The Amen Corner opened magnificently in March 2020; then days later, COVID-19 coldly shut the play and much of America down. Now, Shakespeare Theater is reopening the James Baldwin epic for a limited two week run September 14 – September 26 as it and other theaters across the greater DC area have united to require that their audiences provide proof of vaccination in order to attend all live performances at indoor venues. The requirement is for their audiences, artists, staff, and volunteers.

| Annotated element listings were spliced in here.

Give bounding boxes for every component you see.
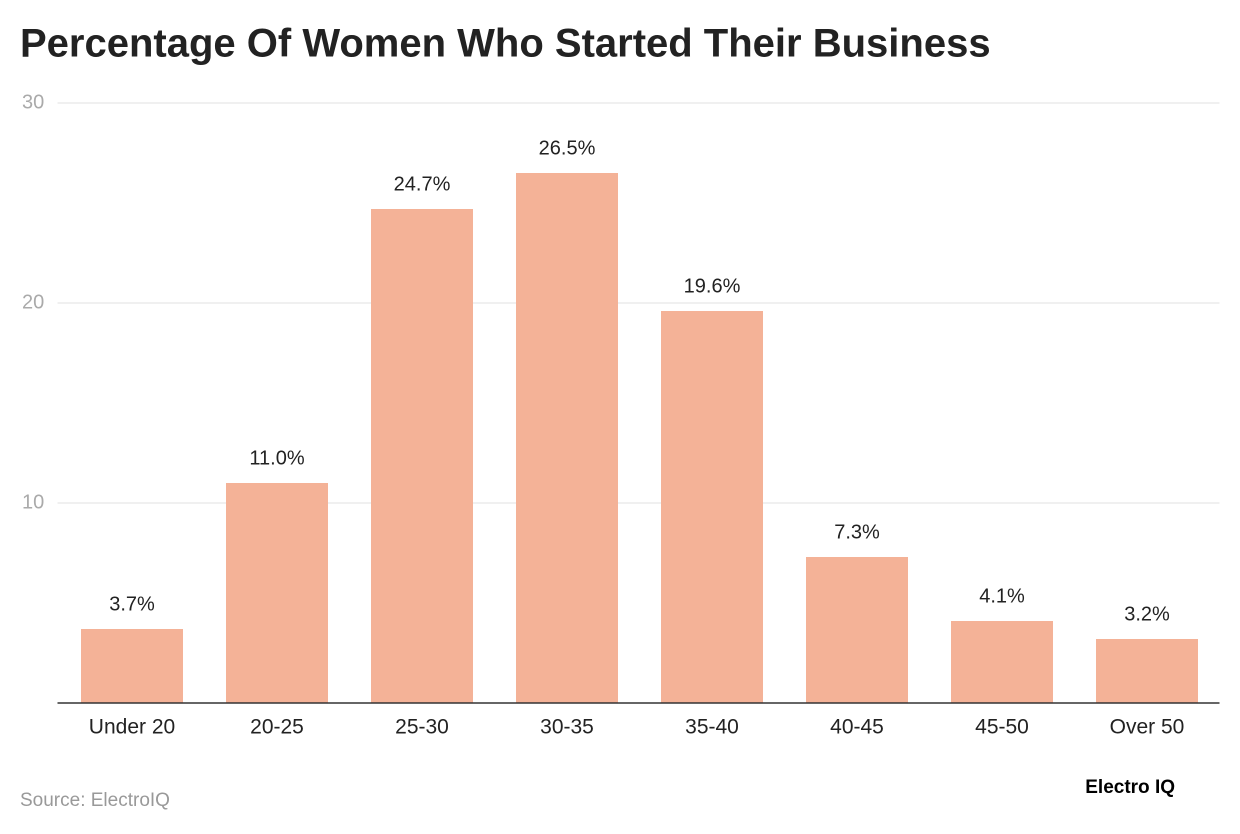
x-tick-label: Under 20 [89, 716, 175, 739]
x-tick-label: Over 50 [1110, 716, 1185, 739]
bar [806, 557, 908, 703]
bar [1096, 639, 1198, 703]
source: Source: ElectroIQ [20, 790, 170, 811]
x-tick-label: 20-25 [250, 716, 304, 739]
bar [951, 621, 1053, 703]
value-label: 11.0% [249, 447, 304, 469]
y-tick-label: 10 [22, 491, 44, 513]
x-tick-label: 45-50 [975, 716, 1029, 739]
value-label: 24.7% [394, 173, 451, 195]
x-tick-label: 35-40 [685, 716, 739, 739]
logo: Electro IQ [1085, 777, 1175, 798]
value-label: 19.6% [684, 275, 741, 297]
bar [226, 483, 328, 703]
y-tick-label: 20 [22, 291, 44, 313]
value-label: 7.3% [834, 521, 880, 543]
y-tick-label: 30 [22, 91, 44, 113]
x-tick-label: 25-30 [395, 716, 449, 739]
bar [81, 629, 183, 703]
bar [516, 173, 618, 703]
chart-title: Percentage Of Women Who Started Their Bu… [20, 22, 991, 66]
bar [661, 311, 763, 703]
value-label: 3.2% [1124, 603, 1170, 625]
bar [371, 209, 473, 703]
x-tick-label: 40-45 [830, 716, 884, 739]
value-label: 4.1% [979, 585, 1025, 607]
value-label: 26.5% [539, 137, 596, 159]
value-label: 3.7% [109, 593, 155, 615]
x-tick-label: 30-35 [540, 716, 594, 739]
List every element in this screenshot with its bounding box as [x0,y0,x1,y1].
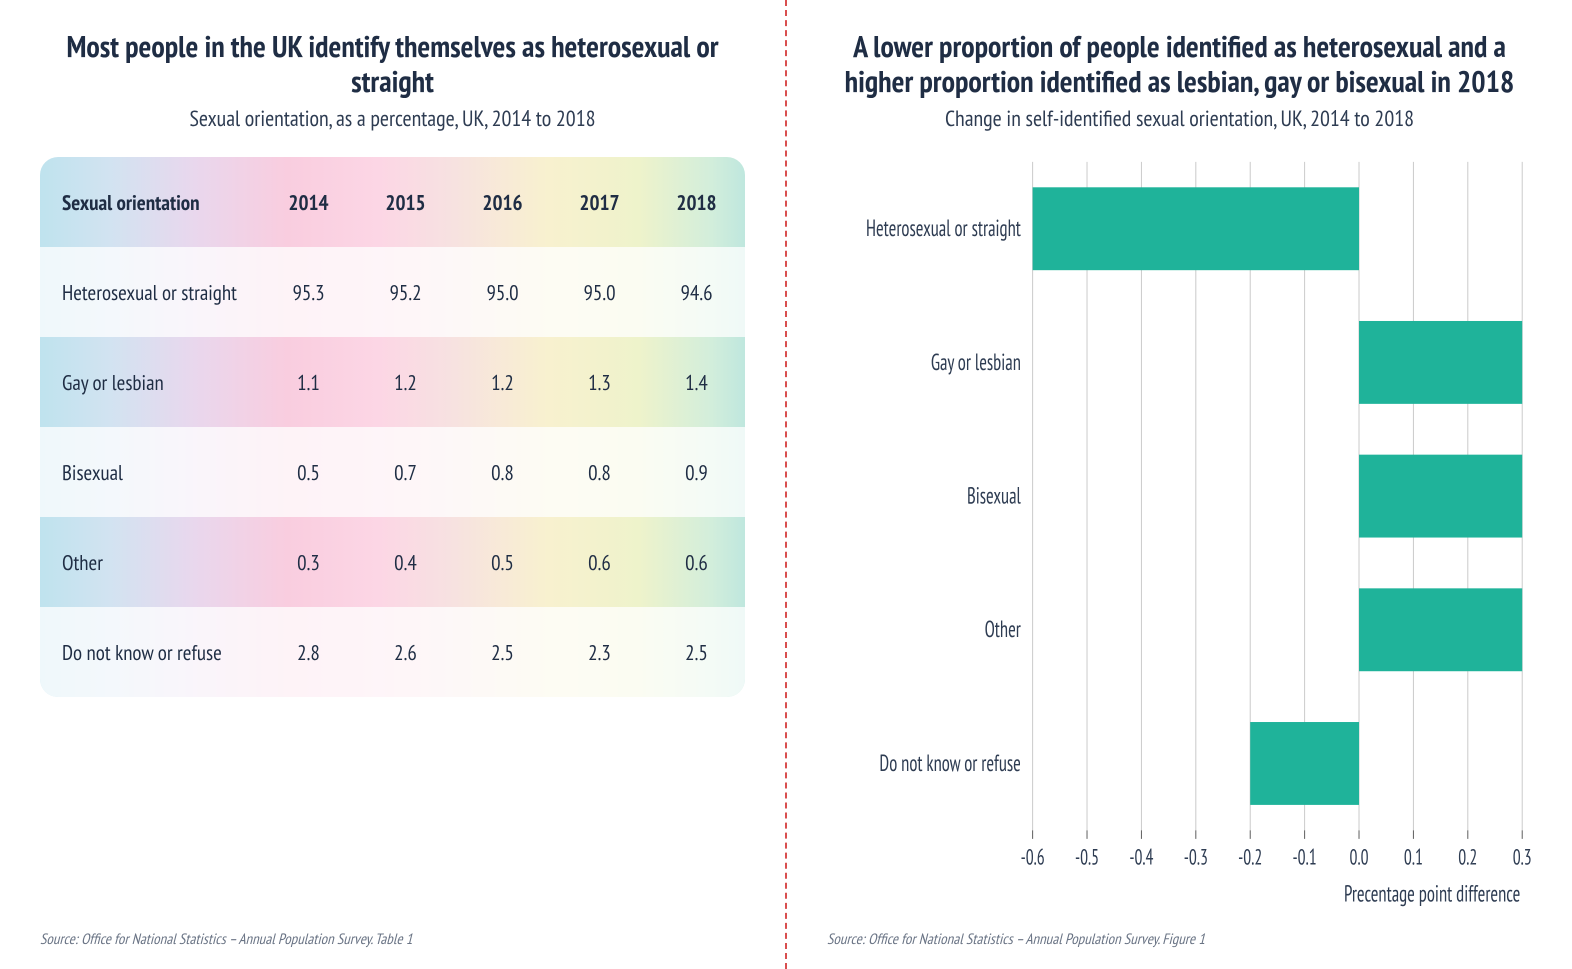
orientation-table: Sexual orientation 2014 2015 2016 2017 2… [40,157,745,697]
cell-value: 0.8 [551,427,648,517]
right-subtitle: Change in self-identified sexual orienta… [827,105,1532,133]
svg-text:-0.5: -0.5 [1075,842,1099,871]
row-label: Gay or lesbian [40,337,260,427]
table-row: Other0.30.40.50.60.6 [40,517,745,607]
svg-text:-0.4: -0.4 [1129,842,1153,871]
cell-value: 0.5 [260,427,357,517]
svg-text:0.3: 0.3 [1513,842,1532,871]
right-panel: A lower proportion of people identified … [787,0,1572,969]
category-label: Gay or lesbian [931,347,1021,377]
table-row: Do not know or refuse2.82.62.52.32.5 [40,607,745,697]
cell-value: 95.2 [357,247,454,337]
left-subtitle: Sexual orientation, as a percentage, UK,… [40,105,745,133]
cell-value: 0.5 [454,517,551,607]
svg-text:-0.2: -0.2 [1238,842,1262,871]
left-panel: Most people in the UK identify themselve… [0,0,785,969]
cell-value: 2.3 [551,607,648,697]
cell-value: 2.5 [454,607,551,697]
table-corner: Sexual orientation [40,157,260,247]
cell-value: 94.6 [648,247,745,337]
cell-value: 0.9 [648,427,745,517]
year-2017: 2017 [551,157,648,247]
svg-text:0.1: 0.1 [1404,842,1423,871]
cell-value: 0.3 [260,517,357,607]
table-row: Heterosexual or straight95.395.295.095.0… [40,247,745,337]
svg-text:-0.1: -0.1 [1293,842,1317,871]
cell-value: 0.8 [454,427,551,517]
cell-value: 2.6 [357,607,454,697]
change-bar-chart: -0.6 -0.5 -0.4 -0.3 -0.2 -0.1 0.0 0.1 0.2 0.3 Hete… [827,157,1532,916]
cell-value: 0.7 [357,427,454,517]
year-2015: 2015 [357,157,454,247]
cell-value: 1.1 [260,337,357,427]
year-2014: 2014 [260,157,357,247]
row-label: Bisexual [40,427,260,517]
row-label: Do not know or refuse [40,607,260,697]
table-row: Gay or lesbian1.11.21.21.31.4 [40,337,745,427]
cell-value: 0.6 [648,517,745,607]
year-2016: 2016 [454,157,551,247]
cell-value: 2.8 [260,607,357,697]
left-source: Source: Office for National Statistics –… [40,916,745,949]
year-2018: 2018 [648,157,745,247]
bar [1250,722,1359,805]
cell-value: 95.3 [260,247,357,337]
table-row: Bisexual0.50.70.80.80.9 [40,427,745,517]
category-label: Do not know or refuse [879,748,1020,778]
category-label: Bisexual [967,480,1021,510]
cell-value: 1.4 [648,337,745,427]
bar [1359,321,1522,404]
category-label: Other [985,614,1021,644]
cell-value: 0.4 [357,517,454,607]
cell-value: 1.2 [357,337,454,427]
row-label: Other [40,517,260,607]
cell-value: 95.0 [551,247,648,337]
bar [1359,588,1522,671]
cell-value: 95.0 [454,247,551,337]
cell-value: 0.6 [551,517,648,607]
svg-text:0.2: 0.2 [1458,842,1477,871]
left-title: Most people in the UK identify themselve… [40,30,745,99]
right-title: A lower proportion of people identified … [827,30,1532,99]
svg-text:-0.6: -0.6 [1021,842,1045,871]
right-source: Source: Office for National Statistics –… [827,916,1532,949]
cell-value: 1.3 [551,337,648,427]
svg-text:-0.3: -0.3 [1184,842,1208,871]
svg-text:0.0: 0.0 [1350,842,1369,871]
table-header-row: Sexual orientation 2014 2015 2016 2017 2… [40,157,745,247]
cell-value: 1.2 [454,337,551,427]
x-axis-title: Precentage point difference [1344,878,1520,908]
bar [1033,187,1359,270]
category-label: Heterosexual or straight [866,213,1021,243]
bar [1359,455,1522,538]
row-label: Heterosexual or straight [40,247,260,337]
cell-value: 2.5 [648,607,745,697]
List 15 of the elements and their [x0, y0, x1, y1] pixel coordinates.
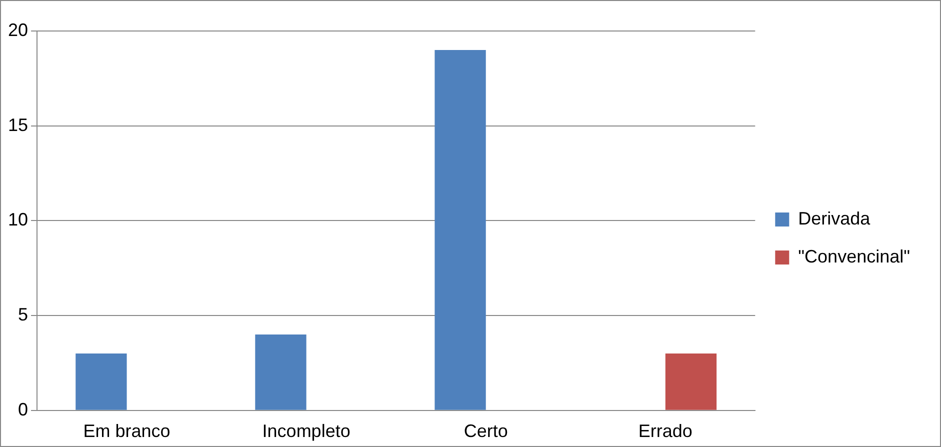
- bar: [76, 353, 127, 410]
- x-tick-label: Em branco: [83, 421, 170, 442]
- x-tick-label: Certo: [464, 421, 508, 442]
- legend-label: Derivada: [798, 208, 872, 228]
- x-tick-label: Incompleto: [262, 421, 350, 442]
- y-tick-label: 15: [8, 114, 28, 135]
- legend-label: "Convencinal": [798, 246, 910, 266]
- y-tick-label: 10: [8, 210, 28, 230]
- y-tick-label: 20: [8, 20, 28, 40]
- bar: [434, 50, 486, 410]
- x-tick-label: Errado: [638, 421, 692, 442]
- bar: [665, 353, 717, 410]
- y-tick-label: 0: [18, 399, 28, 420]
- bar: [255, 334, 306, 410]
- y-tick-label: 5: [18, 304, 28, 325]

We first printed this review in the February 27 – March 11, 2020 issue.
With such a magnificent stage visual, by scenic designer Daniel Soule, the performance of James Baldwin’s The Amen Corner at The Shakespeare Theater in Washington opened with a very high hurdle to jump, and it did. While each and every performer was outstanding, the dramatic performance by Alabama State University graduate Antonio Michael Woodward as David was unbelievably credible.

The two and one-half hour play centers around David, a young man coming of age and growing up in a holiness church started and run by his mother, Reverend Margaret. I was reminded that many of the characters were shadows of real people as one of the characters supported his “fact” with, “It’s in the Book.” Relating the play to his own experiences, theater goer Donovan Anderson said, “I did know a woman from high school and college like that. She never wore pants because she stated that it is in the Bible that women should not wear pants, no matter how cold it was.”

It was a dramatic, not comedic performance, so the audience’s laughter made me wonder if Baldwin was mocking or exposing the people with whom he grew up. Similar to characters in the play, the playwright was a revivalist minister for the Fireside Pentecostal Assembly during his high school years. His father’s name was David. And, like the character David, Baldwin left his Harlem home and church when he became 18.

Speaking of the play decades after he had written it, Baldwin described his view of religion as a barrier to true social equality. “Faith is, for many people, a kind of hiding place in which you won’t be heard, in which you won’t have to think about yourself and you haven’t got to change, in which you haven’t to be responsible for your neighbor.”  Interestingly, according to the playbill, the original title was “A Hiding Place.”

The Scenic Departments’ technical director, Kelly Dunnavant, said that the grimy, New York apartment look that provided the realistic and spectacular backdrop for Baldwin"s work was constructed using custom-built theatrical flats, covered in sheets of Vacuform that replicated brick. The scenic artists then texturized and painted the brick appearance. The walls tower 32 feet.  Like a human in a grand cathedral, the set made the characters small, but very human.

The Theater also opened the doors of the theater for additional artistic exploration including a showcase in the lobby featuring dolls created by Baldwin’s sister Paula Whaley. Black Memorabilia and Black Doll show fans may recall Whaley showcasing her work at those annual DC events. A great image of Baldwin by performance painter Lionel Daniels also adorns the lobby.